Saint Maximus the Confessor writes his commentary on the Liturgy in order to stress the importance of it for monastic life, to correct a trend which had little use for Eucharistic piety. His commentary remains an important source for reflection on the Byzantine Divine Liturgy.
Saint Maximus approaches the liturgy on two levels. The ‘γενικώς’ (general) and the ‘ιδικώς’ (particular). The general level refers to the mystery of salvation to the whole cosmos. This method is typological, and refers the Liturgy to each individual analogically. An example of this, is the Holy Church of God, where the Liturgy takes place, being ‘a figure and image of the world, which is composed of visible and invisible things. ‘It’s sanctuary is the world above, allotted to the powers above’ reminding us of of the sky. Saint Maximus makes the Church building symbolic of the individual, on this ‘Journey to the Kingdom’ as Fr Vassilios Papavassiliou writes, where Heaven and Earth meet. Similarly, St Maximus’ interpretation of the first procession, with the Gospel, the Bishop and his clergy, is that the Hierarch’s entrance into the Sanctuary represents the first coming into the world of Christ, the Son of God. Again, we see his two-fold understanding of the central act of worship. The reading of the Gospel, the descent of the bishop from the throne, and the expulsion of the catechumens symbolise the second coming of the Lord. Therefore, on the ‘particular’ level, the Liturgy shuts off the visible world, ‘getting rid of thoughts which will incline towards the earth, turning the mind to a vision of spiritual things.’ The Great Entrance of the Holy (but un-consecrated) Gifts, emphasises that these are indeed a foretaste of the Kingdom. Hence the clergy sing ‘May the Lord God remember all of you in His Kingdom.’
For Saint Maximus the Confessor, the ‘general’ history of salvation becomes, through the Liturgy, a ‘particular,’ or mystical history. ‘Each soul expresses the saving plan of God. Thus the Eucharist represents the mystical ascension of the soul, to contemplation of God, and so to union with Him.’ Maximus (unlike Dionysius) pays particular attention to the economy of salvation, as he sees the Divine Liturgy as representing all salvation history, from the incarnation to the world yet to come. It is certainly a timeless, unifying, mystical communion and connection, between Heaven and Earth, between the living and the dead. If the Church is communion in Christ, then the Liturgy is the central act of the Church.
‘O taste and see how gracious the Lord is!’ (Psalm 34:8) Therefore the Λειτουργία unites the Church in love - in communion.
The Divine Liturgy, described by Saint Maximus, is best understood as a journey or procession. It is the journey of the whole Church, into the dimension of the Kingdom. It is a separation from the world.
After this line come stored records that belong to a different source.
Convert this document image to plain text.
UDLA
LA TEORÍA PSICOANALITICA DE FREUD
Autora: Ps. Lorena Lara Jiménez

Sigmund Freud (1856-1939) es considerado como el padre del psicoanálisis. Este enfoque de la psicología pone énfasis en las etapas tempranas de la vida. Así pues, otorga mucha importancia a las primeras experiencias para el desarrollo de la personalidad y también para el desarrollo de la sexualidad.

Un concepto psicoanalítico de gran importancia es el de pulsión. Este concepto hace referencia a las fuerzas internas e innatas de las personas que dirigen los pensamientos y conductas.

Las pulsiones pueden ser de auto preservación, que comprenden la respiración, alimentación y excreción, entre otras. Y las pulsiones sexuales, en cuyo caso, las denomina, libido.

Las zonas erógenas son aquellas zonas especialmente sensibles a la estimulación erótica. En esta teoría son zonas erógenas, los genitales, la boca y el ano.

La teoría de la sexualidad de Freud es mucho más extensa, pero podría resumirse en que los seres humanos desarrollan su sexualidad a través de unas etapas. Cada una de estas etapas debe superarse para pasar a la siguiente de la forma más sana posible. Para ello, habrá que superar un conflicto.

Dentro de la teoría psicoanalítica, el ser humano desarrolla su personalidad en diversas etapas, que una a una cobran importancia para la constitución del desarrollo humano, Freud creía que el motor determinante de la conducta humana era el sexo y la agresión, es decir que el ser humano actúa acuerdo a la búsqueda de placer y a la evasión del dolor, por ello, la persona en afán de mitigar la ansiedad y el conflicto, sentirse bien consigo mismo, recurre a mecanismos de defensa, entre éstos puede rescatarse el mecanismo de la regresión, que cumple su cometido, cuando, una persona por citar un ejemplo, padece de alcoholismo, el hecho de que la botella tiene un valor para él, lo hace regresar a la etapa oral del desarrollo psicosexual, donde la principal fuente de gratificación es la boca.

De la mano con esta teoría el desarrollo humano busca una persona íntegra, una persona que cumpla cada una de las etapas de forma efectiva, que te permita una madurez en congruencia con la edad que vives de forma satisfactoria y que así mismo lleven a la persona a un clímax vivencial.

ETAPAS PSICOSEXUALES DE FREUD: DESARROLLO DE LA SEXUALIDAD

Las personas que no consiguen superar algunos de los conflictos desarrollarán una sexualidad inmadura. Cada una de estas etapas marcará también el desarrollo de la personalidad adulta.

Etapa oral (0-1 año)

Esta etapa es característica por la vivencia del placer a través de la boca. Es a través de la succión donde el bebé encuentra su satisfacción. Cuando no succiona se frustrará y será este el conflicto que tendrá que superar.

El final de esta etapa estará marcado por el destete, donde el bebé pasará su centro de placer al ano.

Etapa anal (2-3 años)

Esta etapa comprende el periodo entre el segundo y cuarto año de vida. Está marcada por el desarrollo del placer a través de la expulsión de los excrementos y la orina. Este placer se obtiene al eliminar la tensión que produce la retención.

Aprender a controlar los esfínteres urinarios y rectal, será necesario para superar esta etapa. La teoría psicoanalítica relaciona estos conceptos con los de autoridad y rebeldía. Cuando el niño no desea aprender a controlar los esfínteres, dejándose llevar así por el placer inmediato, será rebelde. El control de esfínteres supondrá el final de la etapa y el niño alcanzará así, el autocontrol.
We often think that Christianity should be more appealing and contemporary, and should reflect the cultural and musical tastes of our time, however Maximus would highlight that in accepting this view, we forget that Christ and His Kingdom is ‘not of this world’ (John 18:36). The early Christians realised that in order to become the temple of the Holy Spirit (1 Cor 6:19-20) they must ascend to Heaven with Christ; with this ascension being ‘the very condition of their mission in the world, of their ministry to the world.’ The Divine Liturgy is therefore an ascension, and once Christians have participated in it, their aim is to share and reflect this Heavenly and eternal worship, glorifying the Triune God, through joyful, loving and self-sacrificial acts.
- St Germanus of Constantinople, On the Divine Liturgy - St Maximus the Confessor (New York:SVS, 1984) 39.
- R.Bornert, “L’anaphore dans la spiritualite liturgique de Byzance: le temoignage des commentaires mystagogiques du vile au xve siècle” Eucharisties d’Orient et d’Occident (Paris,1970) 245.
- Alexander Schmemann, The World as Sacrament (London: DLT, 1965) 17.
- Alexander Schmemann, The World as Sacrament (London: DLT, 1965) 32.